Dubai’s ruler battles wife in UK court after she fled emirate


British government alleged to have been lobbied for return of Princess Haya

Owen Bowcott and Mark Hollingsworth
July 1, 2019, The Guardian

Sheikh Mohammed bin Rashid al-Maktoum and Princess Haya bint al-Hussein at Goodwood racecourse in 2013. (Photograph: Alan Crowhurst/Getty Images)

A legal battle between two of the most prominent Middle Eastern royals has been launched in the London courts amid claims that the UK government has been lobbied over the case.

Princess Haya bint al-Hussein, daughter of the late King Hussein of Jordan, and her husband, Sheikh Mohammed bin Rashid al-Maktoum, the ruler of Dubai, are understood to have parted. They are now engaged in a formal dispute in the high court. The case began after she fled Dubai and is due to resume later this month.

The Emirati royal family has already been in the spotlight over the case of Princess Latifa, Sheikh Mohammed’s daughter, who allegedly escaped Dubai and was subsequently seized off the coast of India by commandos and forcibly returned to her home.

Emirati authorities dismissed the allegations over Princess Latifa’s treatment and abduction at the time as fiction, saying that she was “vulnerable to exploitation” and had been kidnapped.

Princess Haya is close to the British royal family and owns an £85m house near Kensington Palace. Unusually, she has not been seen at Ascot this summer despite being a keen equestrian and regular racegoer. She is believed to be in the UK.

She married the billionaire Sheikh Mohammed in 2004 and is his sixth wife. The princess was educated at private schools in the UK and studied philosophy, politics and economics at Oxford University.

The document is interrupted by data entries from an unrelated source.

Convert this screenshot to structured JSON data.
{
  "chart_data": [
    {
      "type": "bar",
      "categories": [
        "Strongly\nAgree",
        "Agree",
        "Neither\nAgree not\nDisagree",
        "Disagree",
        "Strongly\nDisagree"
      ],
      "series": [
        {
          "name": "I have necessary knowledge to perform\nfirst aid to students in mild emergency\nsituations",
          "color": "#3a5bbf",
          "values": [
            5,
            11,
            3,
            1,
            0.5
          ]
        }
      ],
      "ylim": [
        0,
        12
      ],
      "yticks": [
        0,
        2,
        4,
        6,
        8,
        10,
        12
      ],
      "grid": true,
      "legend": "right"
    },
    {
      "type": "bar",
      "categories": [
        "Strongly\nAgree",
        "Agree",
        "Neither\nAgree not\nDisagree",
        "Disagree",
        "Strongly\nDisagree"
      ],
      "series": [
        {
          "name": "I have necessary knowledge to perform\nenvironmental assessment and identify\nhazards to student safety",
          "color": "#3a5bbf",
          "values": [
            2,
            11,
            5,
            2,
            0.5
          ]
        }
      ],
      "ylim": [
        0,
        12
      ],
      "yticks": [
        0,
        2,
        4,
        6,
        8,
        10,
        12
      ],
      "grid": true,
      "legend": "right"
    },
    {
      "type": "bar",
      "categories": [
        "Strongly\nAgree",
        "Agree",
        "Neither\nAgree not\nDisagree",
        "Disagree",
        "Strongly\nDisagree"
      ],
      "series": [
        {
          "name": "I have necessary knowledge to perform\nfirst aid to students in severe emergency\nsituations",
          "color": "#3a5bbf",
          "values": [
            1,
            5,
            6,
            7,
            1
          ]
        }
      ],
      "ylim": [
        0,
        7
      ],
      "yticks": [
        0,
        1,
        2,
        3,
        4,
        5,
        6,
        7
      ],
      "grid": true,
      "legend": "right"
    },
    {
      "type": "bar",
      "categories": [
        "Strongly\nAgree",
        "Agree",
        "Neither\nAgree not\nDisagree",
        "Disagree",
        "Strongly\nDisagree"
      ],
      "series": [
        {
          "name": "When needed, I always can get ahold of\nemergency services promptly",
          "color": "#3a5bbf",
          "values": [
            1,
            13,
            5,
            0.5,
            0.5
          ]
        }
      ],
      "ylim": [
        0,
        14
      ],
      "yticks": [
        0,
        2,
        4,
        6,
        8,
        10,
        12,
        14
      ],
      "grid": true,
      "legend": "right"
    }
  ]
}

She has served on the International Olympic Committee and has been a goodwill ambassador for the United Nations world food programme.

Requests are alleged to have been made to the UK through private Dubai channels seeking her return to the United Arab Emirates and she is believed to have been concerned about her personal safety in the UK. The Foreign Office, however, is understood to regard the matter as a private dispute.

The UAE’s embassy in London has denied that it has been involved in any discussion of Princess Haya’s presence in the UK.

A spokesperson for the UAE embassy said: “The UAE government does not intend to comment on allegations about individuals’ private lives. As for whether it has raised such an issue with its German or British counterparts, the answer is no.”

The princess was reported to have travelled initially from Dubai to Germany and supposedly sought asylum there.

Radha Stirling, chief executive of the campaign group Detained in Dubai, which follows events in the Gulf state closely, said: “We already know that Princess Latifa, Sheikh Mohammed’s daughter, fled the UAE seeking asylum and alleging unspeakable abuse at the hands of her father. Now, it seems, Princess Haya, Sheikh Mohammed’s wife, has also fled the country and sought refuge in Germany.

“Obviously, this raises serious questions as to what prompted her to flee … She is, after all, a free adult woman, and the sister of the King of Jordan; yet apparently, she feels unsafe.”

Lawyers for Sheikh Mohammed declined to comment about the case.